This article originally appeared on dashjump.com.
Your helicopter touches down on the deck. You’ve arrived at the outskirts of a magnificent city of the future – gleaming skyscrapers pierce distant clouds, flying robots of all kinds swerve in airborne traffic patterns, and a sunset so real you can’t believe it coats the entire scene in a rosy glow.
A policeman in ultra-sleek SWAT gear approaches to tell you the details of your new assignment here in Next Generation Consoleberg – but all you can focus on is his mouth, his lips moving up and down like some kind of animatronic fish. In an instant you’re pulled out of the game, and the spell of immersion is broken.
Like most technical advancements in videogames, lip sync has been in a continual state of evolution. Yet even as overall graphic fidelity has evened out in the current generation, the quality of character lip sync still varies significantly between studios and games. The problem may seem minor, but is deceptively substantial: As games’ graphical quality increases, so do consumer standards, making even slightly off lip sync orders of magnitude more noticeable and jarring.
Take Bioshock Infinite. Irrational’s luscious, sprawling world is so dense with architectural flourishes and environmental storytelling that whenever Elizabeth opens her mouth to initiate the Player/Companion AI Bonding Process ™, her mediocre lip sync actively detracts from the fantastic world the developers took such pains to create.
In general, the trend seems to be that unless the developer undertook targeted, laborious efforts to address lip sync and avoid these disruptions, the results have a higher chance of lowering the overall quality of the illusion.
But if only the studios who pour time, money and energy into lip sync and performance capture at the level of Quantic Dream with Heavy Rain and Team Bondi with L.A. Noire can secure performances that live up to the standard, should anyone else even bother?
Fortunately, there are plenty of ways to achieve compelling results without turning your studio into an animation house. The key lies in emphasizing your studio’s strengths instead of overreaching your capabilities. Some examples of how games have handled this challenge:
Place dialog sequences strategically. Silent Hill 2 is regarded as a paragon of complex, effective storytelling, yet technical barriers at the time prevented it from achieving realistic lip sync. The developers were nevertheless able to craft a fantastic experience by working around these restrictions whenever possible.
In the first few minutes of the game, the player’s character James stares at himself in a mirror, rubs a hand over his face, and sighs wordlessly – all in close-up. Only after the game pulls back to a wide, top-down perspective does he begin a longer voiceover that sets the stage for the game.
Use establishing cinematics to plant representations of characters in the player’s mind. The first Silent Hill had even more technical obstacles with the PlayStation 1 hardware, but the developers elegantly circumvented these with brief CG cinematics introducing each character as they appeared – with zero voiceover.

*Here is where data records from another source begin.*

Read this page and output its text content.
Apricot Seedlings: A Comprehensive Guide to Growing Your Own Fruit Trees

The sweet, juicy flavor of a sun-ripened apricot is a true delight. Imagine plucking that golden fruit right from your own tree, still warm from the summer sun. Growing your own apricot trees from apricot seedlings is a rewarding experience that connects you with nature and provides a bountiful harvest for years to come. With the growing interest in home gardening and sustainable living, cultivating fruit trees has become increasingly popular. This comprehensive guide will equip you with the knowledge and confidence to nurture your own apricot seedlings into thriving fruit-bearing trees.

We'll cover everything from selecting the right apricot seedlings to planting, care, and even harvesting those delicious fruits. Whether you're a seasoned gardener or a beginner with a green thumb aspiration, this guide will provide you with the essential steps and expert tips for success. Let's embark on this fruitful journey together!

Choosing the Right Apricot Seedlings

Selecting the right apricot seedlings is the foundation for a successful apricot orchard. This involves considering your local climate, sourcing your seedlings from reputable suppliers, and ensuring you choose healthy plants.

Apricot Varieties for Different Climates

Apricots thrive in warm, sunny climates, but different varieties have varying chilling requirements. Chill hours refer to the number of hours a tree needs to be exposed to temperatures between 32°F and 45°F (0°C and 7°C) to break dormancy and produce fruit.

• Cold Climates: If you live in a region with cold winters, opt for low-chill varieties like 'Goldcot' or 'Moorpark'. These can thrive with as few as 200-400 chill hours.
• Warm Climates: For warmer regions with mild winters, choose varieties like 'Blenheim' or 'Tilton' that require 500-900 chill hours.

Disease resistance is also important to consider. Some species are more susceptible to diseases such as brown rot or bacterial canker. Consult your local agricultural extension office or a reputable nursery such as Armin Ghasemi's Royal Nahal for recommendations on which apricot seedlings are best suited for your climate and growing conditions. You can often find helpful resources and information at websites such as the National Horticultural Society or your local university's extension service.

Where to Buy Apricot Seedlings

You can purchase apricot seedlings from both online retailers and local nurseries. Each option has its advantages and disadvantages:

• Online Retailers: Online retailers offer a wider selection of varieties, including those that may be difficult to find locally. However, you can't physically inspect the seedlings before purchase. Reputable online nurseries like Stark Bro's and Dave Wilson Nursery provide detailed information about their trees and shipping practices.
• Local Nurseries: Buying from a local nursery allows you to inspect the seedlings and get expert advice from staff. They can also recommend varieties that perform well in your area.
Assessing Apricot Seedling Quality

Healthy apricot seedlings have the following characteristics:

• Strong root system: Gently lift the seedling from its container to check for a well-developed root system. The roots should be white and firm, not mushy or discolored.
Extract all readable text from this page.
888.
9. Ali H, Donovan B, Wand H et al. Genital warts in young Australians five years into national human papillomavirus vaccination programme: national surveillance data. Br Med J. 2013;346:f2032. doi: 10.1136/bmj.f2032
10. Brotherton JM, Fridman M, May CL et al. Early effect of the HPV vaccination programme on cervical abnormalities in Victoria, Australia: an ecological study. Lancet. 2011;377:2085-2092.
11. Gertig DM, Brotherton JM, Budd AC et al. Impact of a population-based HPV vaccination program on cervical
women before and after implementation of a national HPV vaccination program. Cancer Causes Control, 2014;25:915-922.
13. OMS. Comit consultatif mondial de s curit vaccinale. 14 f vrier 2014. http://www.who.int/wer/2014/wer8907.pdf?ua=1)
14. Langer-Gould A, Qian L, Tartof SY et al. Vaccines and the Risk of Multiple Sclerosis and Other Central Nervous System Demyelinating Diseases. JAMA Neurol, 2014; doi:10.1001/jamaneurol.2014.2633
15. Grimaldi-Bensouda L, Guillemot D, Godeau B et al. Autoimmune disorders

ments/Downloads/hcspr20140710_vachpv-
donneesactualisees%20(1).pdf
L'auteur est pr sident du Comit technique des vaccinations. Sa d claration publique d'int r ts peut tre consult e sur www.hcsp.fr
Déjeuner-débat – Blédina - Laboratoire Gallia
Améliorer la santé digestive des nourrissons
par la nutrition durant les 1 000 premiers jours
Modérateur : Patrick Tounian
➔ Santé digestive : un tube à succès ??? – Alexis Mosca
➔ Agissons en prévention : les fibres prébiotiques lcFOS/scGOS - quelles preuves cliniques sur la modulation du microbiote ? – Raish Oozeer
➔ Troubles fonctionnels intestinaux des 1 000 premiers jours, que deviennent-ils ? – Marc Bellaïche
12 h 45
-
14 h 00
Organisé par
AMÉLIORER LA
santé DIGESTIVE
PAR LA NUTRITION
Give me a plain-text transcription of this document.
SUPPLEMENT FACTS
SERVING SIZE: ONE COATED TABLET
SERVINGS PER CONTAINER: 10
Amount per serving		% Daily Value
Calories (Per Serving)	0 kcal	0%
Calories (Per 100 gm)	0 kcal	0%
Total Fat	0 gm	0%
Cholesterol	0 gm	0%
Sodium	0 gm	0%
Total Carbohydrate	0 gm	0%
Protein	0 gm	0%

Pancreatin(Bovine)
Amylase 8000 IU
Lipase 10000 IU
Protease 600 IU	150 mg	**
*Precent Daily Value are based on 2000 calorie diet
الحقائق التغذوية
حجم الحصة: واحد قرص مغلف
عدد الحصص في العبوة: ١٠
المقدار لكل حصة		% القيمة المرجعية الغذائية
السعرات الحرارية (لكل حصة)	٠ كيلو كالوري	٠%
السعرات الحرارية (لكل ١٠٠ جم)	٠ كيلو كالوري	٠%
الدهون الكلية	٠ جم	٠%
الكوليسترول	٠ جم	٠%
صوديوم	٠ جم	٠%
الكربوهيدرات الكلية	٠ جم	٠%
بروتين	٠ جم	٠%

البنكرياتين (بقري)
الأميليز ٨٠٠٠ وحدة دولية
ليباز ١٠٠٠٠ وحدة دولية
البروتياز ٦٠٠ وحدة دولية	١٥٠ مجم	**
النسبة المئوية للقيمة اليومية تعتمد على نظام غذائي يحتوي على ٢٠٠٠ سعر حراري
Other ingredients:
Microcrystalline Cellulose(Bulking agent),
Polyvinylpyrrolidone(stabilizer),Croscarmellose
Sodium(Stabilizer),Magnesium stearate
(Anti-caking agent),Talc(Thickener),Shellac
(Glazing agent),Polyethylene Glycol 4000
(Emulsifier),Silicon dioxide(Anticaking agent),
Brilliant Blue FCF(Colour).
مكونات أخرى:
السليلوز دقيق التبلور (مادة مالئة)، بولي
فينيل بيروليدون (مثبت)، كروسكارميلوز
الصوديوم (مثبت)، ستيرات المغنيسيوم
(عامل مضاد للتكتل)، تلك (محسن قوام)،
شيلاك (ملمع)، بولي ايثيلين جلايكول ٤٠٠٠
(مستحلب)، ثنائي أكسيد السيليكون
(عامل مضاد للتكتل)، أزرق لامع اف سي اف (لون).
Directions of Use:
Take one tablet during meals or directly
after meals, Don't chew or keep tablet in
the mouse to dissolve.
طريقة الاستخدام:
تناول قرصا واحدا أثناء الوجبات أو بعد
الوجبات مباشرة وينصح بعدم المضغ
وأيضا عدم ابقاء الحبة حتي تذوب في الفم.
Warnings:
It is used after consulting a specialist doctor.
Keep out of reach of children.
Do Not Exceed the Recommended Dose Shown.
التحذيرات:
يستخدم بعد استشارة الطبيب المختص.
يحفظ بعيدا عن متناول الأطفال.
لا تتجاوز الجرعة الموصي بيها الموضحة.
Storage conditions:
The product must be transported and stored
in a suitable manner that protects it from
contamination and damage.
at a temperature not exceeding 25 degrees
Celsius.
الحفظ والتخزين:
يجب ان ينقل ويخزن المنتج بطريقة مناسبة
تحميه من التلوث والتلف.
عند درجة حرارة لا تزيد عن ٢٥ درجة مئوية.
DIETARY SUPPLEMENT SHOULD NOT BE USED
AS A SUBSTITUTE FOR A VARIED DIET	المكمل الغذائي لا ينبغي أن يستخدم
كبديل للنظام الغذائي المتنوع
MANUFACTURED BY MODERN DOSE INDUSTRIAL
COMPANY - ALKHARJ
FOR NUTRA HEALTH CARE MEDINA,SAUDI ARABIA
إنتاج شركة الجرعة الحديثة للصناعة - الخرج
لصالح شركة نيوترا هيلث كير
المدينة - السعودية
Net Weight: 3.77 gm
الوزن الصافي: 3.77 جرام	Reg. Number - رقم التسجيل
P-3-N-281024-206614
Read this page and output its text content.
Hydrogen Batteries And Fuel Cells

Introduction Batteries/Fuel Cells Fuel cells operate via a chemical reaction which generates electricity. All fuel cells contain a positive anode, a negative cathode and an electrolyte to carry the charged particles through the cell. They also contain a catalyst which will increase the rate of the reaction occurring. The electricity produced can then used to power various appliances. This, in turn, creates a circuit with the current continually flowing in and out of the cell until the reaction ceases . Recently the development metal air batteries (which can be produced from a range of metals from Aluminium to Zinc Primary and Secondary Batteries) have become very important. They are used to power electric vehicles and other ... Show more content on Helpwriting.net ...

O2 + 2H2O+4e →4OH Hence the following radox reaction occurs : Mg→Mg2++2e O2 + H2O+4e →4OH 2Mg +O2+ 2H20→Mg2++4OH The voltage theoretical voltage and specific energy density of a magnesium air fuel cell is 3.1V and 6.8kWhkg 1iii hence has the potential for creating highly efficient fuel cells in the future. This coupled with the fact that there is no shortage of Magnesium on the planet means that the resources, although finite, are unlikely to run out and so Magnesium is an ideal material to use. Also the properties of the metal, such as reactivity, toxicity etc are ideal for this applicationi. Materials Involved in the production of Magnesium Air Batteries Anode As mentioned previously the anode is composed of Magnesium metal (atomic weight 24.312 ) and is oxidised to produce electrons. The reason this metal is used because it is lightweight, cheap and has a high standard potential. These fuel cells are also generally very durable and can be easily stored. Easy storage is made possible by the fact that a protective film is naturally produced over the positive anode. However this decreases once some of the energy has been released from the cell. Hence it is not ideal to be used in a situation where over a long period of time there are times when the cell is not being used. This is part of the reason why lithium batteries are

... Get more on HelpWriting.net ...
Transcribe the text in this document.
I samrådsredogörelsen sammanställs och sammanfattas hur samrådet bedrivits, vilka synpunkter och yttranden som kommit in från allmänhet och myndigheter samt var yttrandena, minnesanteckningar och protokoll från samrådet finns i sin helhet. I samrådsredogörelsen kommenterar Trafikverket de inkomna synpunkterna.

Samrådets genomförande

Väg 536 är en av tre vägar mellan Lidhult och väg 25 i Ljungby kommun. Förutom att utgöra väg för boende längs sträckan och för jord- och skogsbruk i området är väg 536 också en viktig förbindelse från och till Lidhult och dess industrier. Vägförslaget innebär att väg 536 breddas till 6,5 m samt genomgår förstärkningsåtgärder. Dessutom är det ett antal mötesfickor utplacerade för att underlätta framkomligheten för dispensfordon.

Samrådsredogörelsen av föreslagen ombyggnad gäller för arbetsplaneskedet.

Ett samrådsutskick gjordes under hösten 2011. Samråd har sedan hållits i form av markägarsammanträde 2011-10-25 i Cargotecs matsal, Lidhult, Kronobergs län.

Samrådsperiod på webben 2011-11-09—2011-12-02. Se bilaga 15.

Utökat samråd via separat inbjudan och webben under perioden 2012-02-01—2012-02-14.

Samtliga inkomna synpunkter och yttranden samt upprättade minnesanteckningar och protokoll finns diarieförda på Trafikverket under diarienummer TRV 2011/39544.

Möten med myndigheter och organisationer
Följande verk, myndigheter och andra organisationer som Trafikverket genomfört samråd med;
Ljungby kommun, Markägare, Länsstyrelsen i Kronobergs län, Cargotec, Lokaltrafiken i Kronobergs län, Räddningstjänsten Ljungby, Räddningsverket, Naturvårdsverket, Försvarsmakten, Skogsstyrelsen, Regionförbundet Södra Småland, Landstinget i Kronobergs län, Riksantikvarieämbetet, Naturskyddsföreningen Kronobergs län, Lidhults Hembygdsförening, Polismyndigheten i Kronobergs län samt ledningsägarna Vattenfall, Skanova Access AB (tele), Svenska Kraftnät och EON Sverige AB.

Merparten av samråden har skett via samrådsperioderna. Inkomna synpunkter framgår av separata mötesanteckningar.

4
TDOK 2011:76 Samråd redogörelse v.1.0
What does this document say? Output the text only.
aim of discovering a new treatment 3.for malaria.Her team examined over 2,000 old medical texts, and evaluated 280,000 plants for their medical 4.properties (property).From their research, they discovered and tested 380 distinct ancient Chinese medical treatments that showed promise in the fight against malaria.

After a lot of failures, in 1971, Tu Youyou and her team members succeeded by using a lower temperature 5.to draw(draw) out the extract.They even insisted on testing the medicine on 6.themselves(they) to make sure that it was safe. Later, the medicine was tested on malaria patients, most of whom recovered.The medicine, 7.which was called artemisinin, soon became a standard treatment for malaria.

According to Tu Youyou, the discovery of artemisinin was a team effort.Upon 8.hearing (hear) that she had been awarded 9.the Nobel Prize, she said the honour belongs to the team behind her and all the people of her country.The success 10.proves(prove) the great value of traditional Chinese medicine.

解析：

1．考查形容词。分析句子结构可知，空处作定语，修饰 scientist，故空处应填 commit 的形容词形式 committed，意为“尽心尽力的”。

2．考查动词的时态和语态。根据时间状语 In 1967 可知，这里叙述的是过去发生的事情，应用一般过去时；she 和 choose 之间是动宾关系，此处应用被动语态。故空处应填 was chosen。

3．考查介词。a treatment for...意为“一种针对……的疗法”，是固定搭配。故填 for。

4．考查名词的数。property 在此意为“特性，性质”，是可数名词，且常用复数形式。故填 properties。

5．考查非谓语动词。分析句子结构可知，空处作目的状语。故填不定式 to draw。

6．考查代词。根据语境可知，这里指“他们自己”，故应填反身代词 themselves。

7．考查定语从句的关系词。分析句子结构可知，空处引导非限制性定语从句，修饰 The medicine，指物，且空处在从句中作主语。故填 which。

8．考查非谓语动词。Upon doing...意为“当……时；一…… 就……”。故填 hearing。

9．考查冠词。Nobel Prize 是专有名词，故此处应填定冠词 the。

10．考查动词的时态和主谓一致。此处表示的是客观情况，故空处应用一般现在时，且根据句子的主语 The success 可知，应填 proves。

Instead, the short snippets placed images of more fully-formed character models into the player’s head to use as a reference when the game reverted back to the more simplistic, PS1-powered in-game models.
The first Bioshock adopted a similar strategy. By partially obscuring the first few characters the player interacted with, the developers painted an incomplete picture for the player to finish, giving no opportunity for merely adequate lip sync to taint the illusion.
"A lot of the things that we can crunch numbers on in a simulation, we do that on the computer. But a lot of other things that the computer is not well-suited for, we actually run that in the player’s imagination." –Will Wright
Simulate in the player’s imagination, not the game. As Will Wright has famously said, there is much to be gained from choosing which parts of the experience to overtly include in the game and which parts to leave up to the player’s imagination.
For example, Thomas Was Alone nudges players to work with the game in creating realistic personalities for its crude square and rectangle-shaped characters by leveraging humanity’s innate tendency to anthropomorphize when given the slightest cue.
Of course, older, lesser technically-advanced games have used these techniques for years to draw players into a world. Establishing cinematics and animations, avatar portraits and plain ‘ol text has worked exceptionally well for RPGs and story-driven games long before 3D graphics became the standard.
Please Sync Responsibly
With a new batch of high-powered consoles on the way, developers will be eager to show off what they can do at the helm of the latest technology. Yet the closer the desired quality target for lip sync is to the studio’s capabilities, the better the results will be.
And for smaller studios, there is plenty of success to be had by playing to your strengths. As evidenced by Bastion, Braid and Thomas Was Alone, it’s entirely possible to create amazing, memorable experiences with nothing but text, maybe some voice, and the player’s imagination.